87分署シリーズ第4弾。
今回の事件はハーブ河に浮かんだ女性の水死体を巡る事件。
事件のあらましそのものは結婚詐欺という古典的な代物なのですが、文通募集の雑誌(作中の時代は1950年代)を使って独り身の女性を募り、金を頂いた後は毒殺…と言う話、なんか物凄く最近聞いたような気がするんだぜ?
時代の変化で雑誌は婚活サイトに変わり、毒を盛るのが睡眠薬→練炭のコンボ技に進化したし、なにより犯人が男から女へと変化してしまったけど、大筋の手口はそのまんますぎてふいた。
いや、不謹慎な意味ではなくて、あまりに悪人の考える事は変化がないと言う事にシニカルにふいたという意味ですが。

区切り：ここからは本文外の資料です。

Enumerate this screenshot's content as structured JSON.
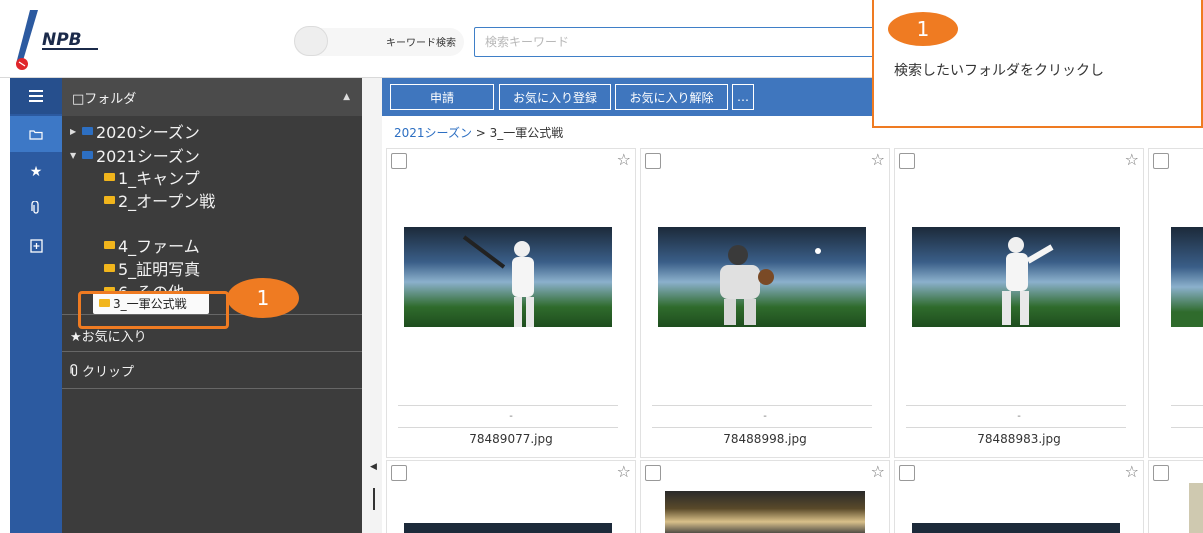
{
  "header": {
    "logo_text": "NPB",
    "keyword_search_label": "キーワード検索",
    "search_placeholder": "検索キーワード"
  },
  "rail": {
    "items": [
      "menu-icon",
      "folder-icon",
      "star-icon",
      "clip-icon",
      "add-file-icon"
    ]
  },
  "folder_panel": {
    "title": "□フォルダ",
    "tree": [
      {
        "label": "2020シーズン",
        "expanded": false
      },
      {
        "label": "2021シーズン",
        "expanded": true
      },
      {
        "label": "1_キャンプ"
      },
      {
        "label": "2_オープン戦"
      },
      {
        "label": "3_一軍公式戦",
        "selected": true
      },
      {
        "label": "4_ファーム"
      },
      {
        "label": "5_証明写真"
      },
      {
        "label": "6_その他"
      }
    ],
    "favorites": "★お気に入り",
    "clips": "クリップ"
  },
  "toolbar": {
    "apply": "申請",
    "fav_add": "お気に入り登録",
    "fav_remove": "お気に入り解除",
    "more": "…"
  },
  "breadcrumb": {
    "parent": "2021シーズン",
    "separator": " > ",
    "current": "3_一軍公式戦"
  },
  "cards": [
    {
      "dash": "-",
      "filename": "78489077.jpg"
    },
    {
      "dash": "-",
      "filename": "78488998.jpg"
    },
    {
      "dash": "-",
      "filename": "78488983.jpg"
    }
  ],
  "annotations": {
    "badge_number": "1",
    "callout_text": "検索したいフォルダをクリックし",
    "accent_color": "#ef7b22"
  }
}
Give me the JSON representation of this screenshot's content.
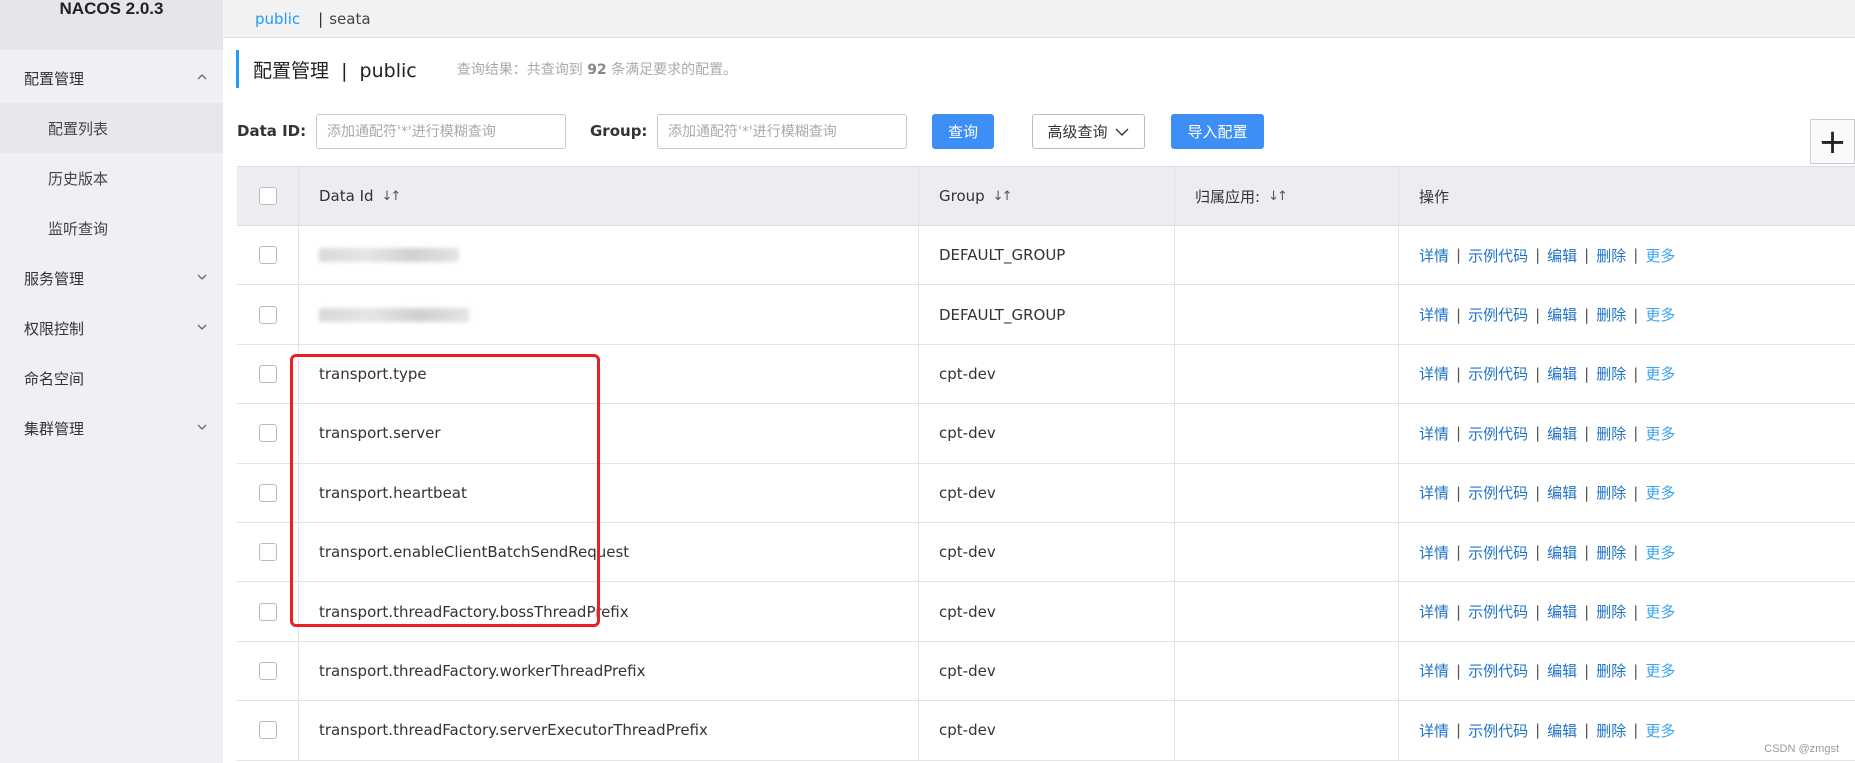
{
  "brand": "NACOS 2.0.3",
  "sidebar": {
    "items": [
      {
        "label": "配置管理",
        "expanded": true
      },
      {
        "label": "配置列表",
        "sub": true,
        "active": true
      },
      {
        "label": "历史版本",
        "sub": true
      },
      {
        "label": "监听查询",
        "sub": true
      },
      {
        "label": "服务管理",
        "expanded": false
      },
      {
        "label": "权限控制",
        "expanded": false
      },
      {
        "label": "命名空间"
      },
      {
        "label": "集群管理",
        "expanded": false
      }
    ]
  },
  "namespaces": {
    "active": "public",
    "separator": "|",
    "other": "seata"
  },
  "header": {
    "title": "配置管理  |  public",
    "result_prefix": "查询结果：共查询到 ",
    "result_count": "92",
    "result_suffix": " 条满足要求的配置。"
  },
  "filters": {
    "data_id_label": "Data ID:",
    "data_id_placeholder": "添加通配符'*'进行模糊查询",
    "group_label": "Group:",
    "group_placeholder": "添加通配符'*'进行模糊查询",
    "query_button": "查询",
    "advanced_button": "高级查询",
    "import_button": "导入配置"
  },
  "table": {
    "headers": {
      "data_id": "Data Id",
      "group": "Group",
      "app": "归属应用:",
      "ops": "操作"
    },
    "ops": {
      "detail": "详情",
      "sample": "示例代码",
      "edit": "编辑",
      "delete": "删除",
      "more": "更多"
    },
    "rows": [
      {
        "data_id": "",
        "group": "DEFAULT_GROUP",
        "app": "",
        "redacted": true
      },
      {
        "data_id": "",
        "group": "DEFAULT_GROUP",
        "app": "",
        "redacted": true
      },
      {
        "data_id": "transport.type",
        "group": "cpt-dev",
        "app": ""
      },
      {
        "data_id": "transport.server",
        "group": "cpt-dev",
        "app": ""
      },
      {
        "data_id": "transport.heartbeat",
        "group": "cpt-dev",
        "app": ""
      },
      {
        "data_id": "transport.enableClientBatchSendRequest",
        "group": "cpt-dev",
        "app": ""
      },
      {
        "data_id": "transport.threadFactory.bossThreadPrefix",
        "group": "cpt-dev",
        "app": ""
      },
      {
        "data_id": "transport.threadFactory.workerThreadPrefix",
        "group": "cpt-dev",
        "app": ""
      },
      {
        "data_id": "transport.threadFactory.serverExecutorThreadPrefix",
        "group": "cpt-dev",
        "app": ""
      }
    ]
  },
  "watermark": "CSDN @zmgst",
  "colors": {
    "accent": "#209bfa",
    "primary_button": "#3d8ff5",
    "link": "#1f73c9",
    "highlight": "#e82127"
  }
}
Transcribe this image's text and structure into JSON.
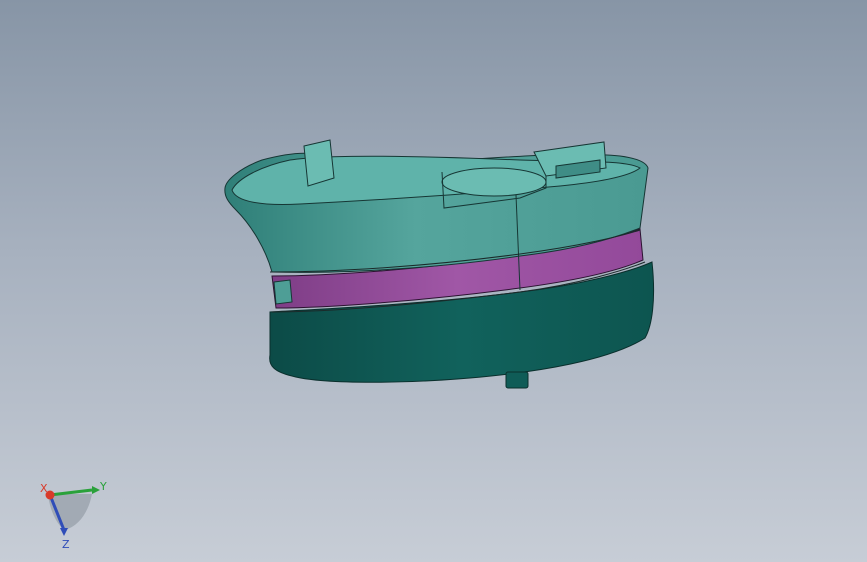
{
  "viewport": {
    "background_top": "#8795a6",
    "background_bottom": "#c7cdd6"
  },
  "model": {
    "top_shell_color": "#4e9e96",
    "rim_color": "#5fb3aa",
    "band_color": "#9a4fa0",
    "base_color": "#0f5c57",
    "edge_color": "#1b2a2a"
  },
  "triad": {
    "x_label": "X",
    "y_label": "Y",
    "z_label": "Z",
    "x_color": "#d83a2a",
    "y_color": "#2aa13a",
    "z_color": "#2f4db8"
  }
}
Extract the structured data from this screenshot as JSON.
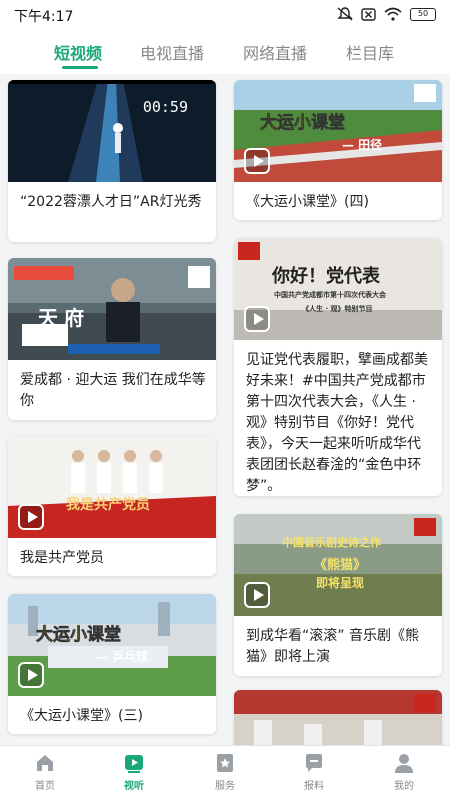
{
  "status": {
    "time": "下午4:17",
    "battery": "50"
  },
  "tabs": [
    {
      "label": "短视频"
    },
    {
      "label": "电视直播"
    },
    {
      "label": "网络直播"
    },
    {
      "label": "栏目库"
    }
  ],
  "feed": {
    "left": [
      {
        "title": "“2022蓉漂人才日”AR灯光秀",
        "duration": "00:59"
      },
      {
        "title": "爱成都 · 迎大运 我们在成华等你",
        "overlay": "天府"
      },
      {
        "title": "我是共产党员",
        "overlay": "我是共产党员"
      },
      {
        "title": "《大运小课堂》(三)",
        "overlay": "大运小课堂",
        "overlay_sub": "— 乒乓球"
      }
    ],
    "right": [
      {
        "title": "《大运小课堂》(四)",
        "overlay": "大运小课堂",
        "overlay_sub": "— 田径"
      },
      {
        "title": "见证党代表履职，擘画成都美好未来！#中国共产党成都市第十四次代表大会，《人生 · 观》特别节目《你好！党代表》，今天一起来听听成华代表团团长赵春淦的“金色中环梦”。",
        "overlay": "你好！党代表",
        "overlay_sub": "中国共产党成都市第十四次代表大会",
        "overlay_sub2": "《人生 · 观》特别节目"
      },
      {
        "title": "到成华看“滚滚” 音乐剧《熊猫》即将上演",
        "overlay": "中国音乐剧史诗之作",
        "overlay_sub": "《熊猫》",
        "overlay_sub2": "即将呈现"
      },
      {
        "title": ""
      }
    ]
  },
  "bottom_nav": [
    {
      "label": "首页"
    },
    {
      "label": "视听"
    },
    {
      "label": "服务"
    },
    {
      "label": "报料"
    },
    {
      "label": "我的"
    }
  ],
  "colors": {
    "accent": "#1aa87a"
  }
}
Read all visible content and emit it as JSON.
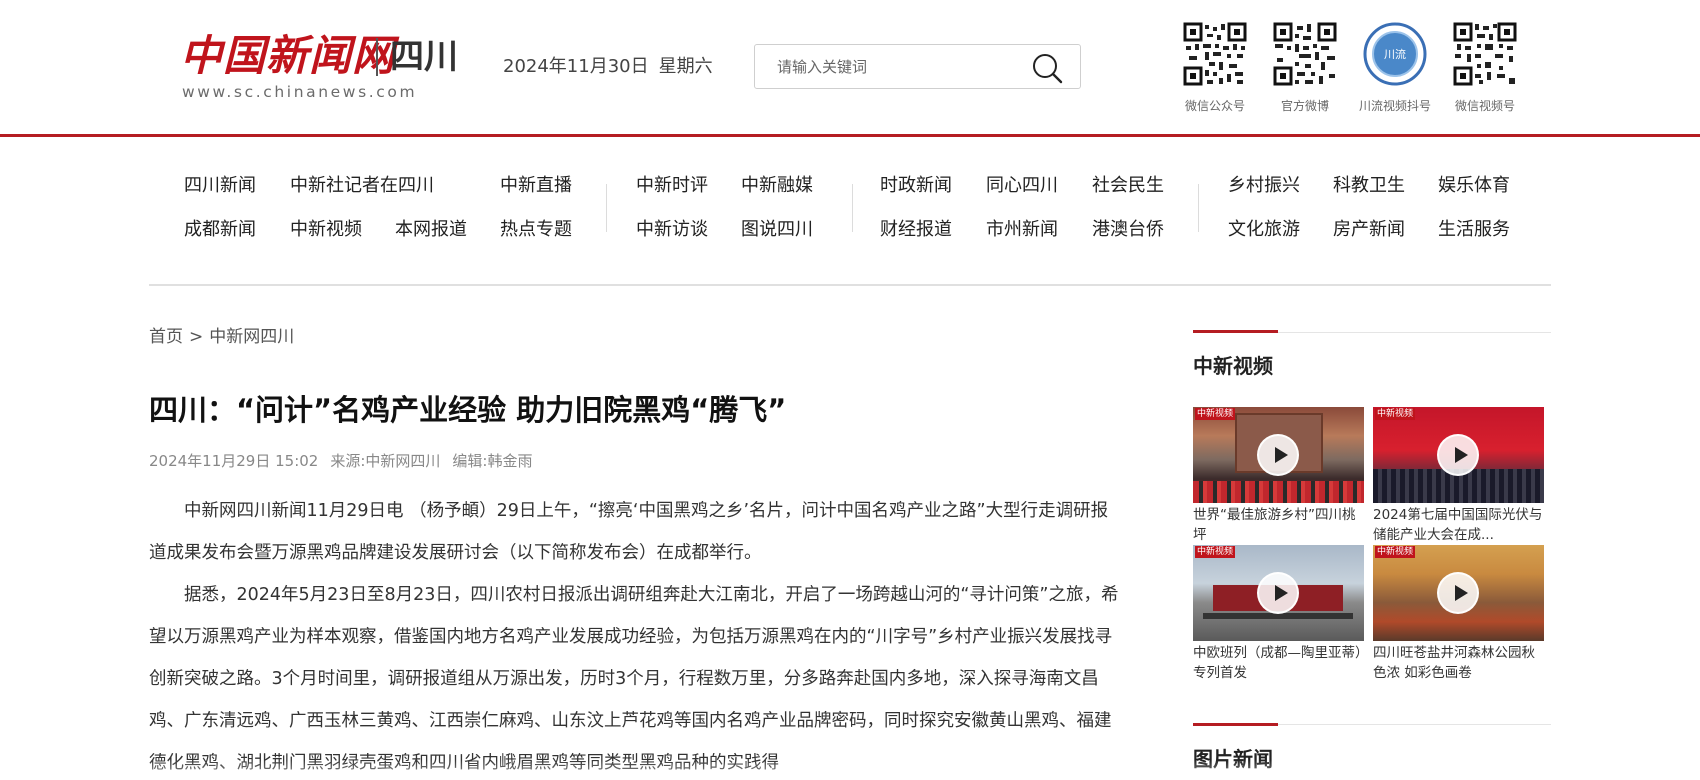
{
  "header": {
    "logo_cn": "中国新闻网",
    "logo_region": "四川",
    "logo_url": "www.sc.chinanews.com",
    "date": "2024年11月30日",
    "weekday": "星期六",
    "search_placeholder": "请输入关键词",
    "qr_codes": [
      {
        "label": "微信公众号"
      },
      {
        "label": "官方微博"
      },
      {
        "label": "川流视频抖号"
      },
      {
        "label": "微信视频号"
      }
    ]
  },
  "nav": {
    "row1": [
      "四川新闻",
      "中新社记者在四川",
      "中新直播",
      "中新时评",
      "中新融媒",
      "时政新闻",
      "同心四川",
      "社会民生",
      "乡村振兴",
      "科教卫生",
      "娱乐体育"
    ],
    "row2": [
      "成都新闻",
      "中新视频",
      "本网报道",
      "热点专题",
      "中新访谈",
      "图说四川",
      "财经报道",
      "市州新闻",
      "港澳台侨",
      "文化旅游",
      "房产新闻",
      "生活服务"
    ]
  },
  "breadcrumb": {
    "home": "首页",
    "separator": ">",
    "section": "中新网四川"
  },
  "article": {
    "title": "四川：“问计”名鸡产业经验 助力旧院黑鸡“腾飞”",
    "datetime": "2024年11月29日 15:02",
    "source": "来源:中新网四川",
    "editor": "编辑:韩金雨",
    "paragraphs": [
      "中新网四川新闻11月29日电 （杨予頔）29日上午，“擦亮‘中国黑鸡之乡’名片，问计中国名鸡产业之路”大型行走调研报道成果发布会暨万源黑鸡品牌建设发展研讨会（以下简称发布会）在成都举行。",
      "据悉，2024年5月23日至8月23日，四川农村日报派出调研组奔赴大江南北，开启了一场跨越山河的“寻计问策”之旅，希望以万源黑鸡产业为样本观察，借鉴国内地方名鸡产业发展成功经验，为包括万源黑鸡在内的“川字号”乡村产业振兴发展找寻创新突破之路。3个月时间里，调研报道组从万源出发，历时3个月，行程数万里，分多路奔赴国内多地，深入探寻海南文昌鸡、广东清远鸡、广西玉林三黄鸡、江西崇仁麻鸡、山东汶上芦花鸡等国内名鸡产业品牌密码，同时探究安徽黄山黑鸡、福建德化黑鸡、湖北荆门黑羽绿壳蛋鸡和四川省内峨眉黑鸡等同类型黑鸡品种的实践得"
    ]
  },
  "sidebar": {
    "video_title": "中新视频",
    "videos": [
      {
        "caption": "世界“最佳旅游乡村”四川桃坪",
        "tag": "中新视频"
      },
      {
        "caption": "2024第七届中国国际光伏与储能产业大会在成...",
        "tag": "中新视频"
      },
      {
        "caption": "中欧班列（成都—陶里亚蒂）专列首发",
        "tag": "中新视频"
      },
      {
        "caption": "四川旺苍盐井河森林公园秋色浓 如彩色画卷",
        "tag": "中新视频"
      }
    ],
    "photo_title": "图片新闻"
  },
  "colors": {
    "brand_red": "#b51c22",
    "logo_red": "#c0141c"
  }
}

この巻では87分署の刑事さん達よりも、キャレラの奥さんとタトゥー職人の中国人の二人が活躍しているのが特徴的かな。
気の短いあの刑事なんか最後まで足引っ張るだけの役だったし。
終盤連絡の行き違いで展開が錯綜する辺はスリリングで面白かった。今なら携帯電話で一発なんだけど、携帯が無い時代は結構大変だったんだよね。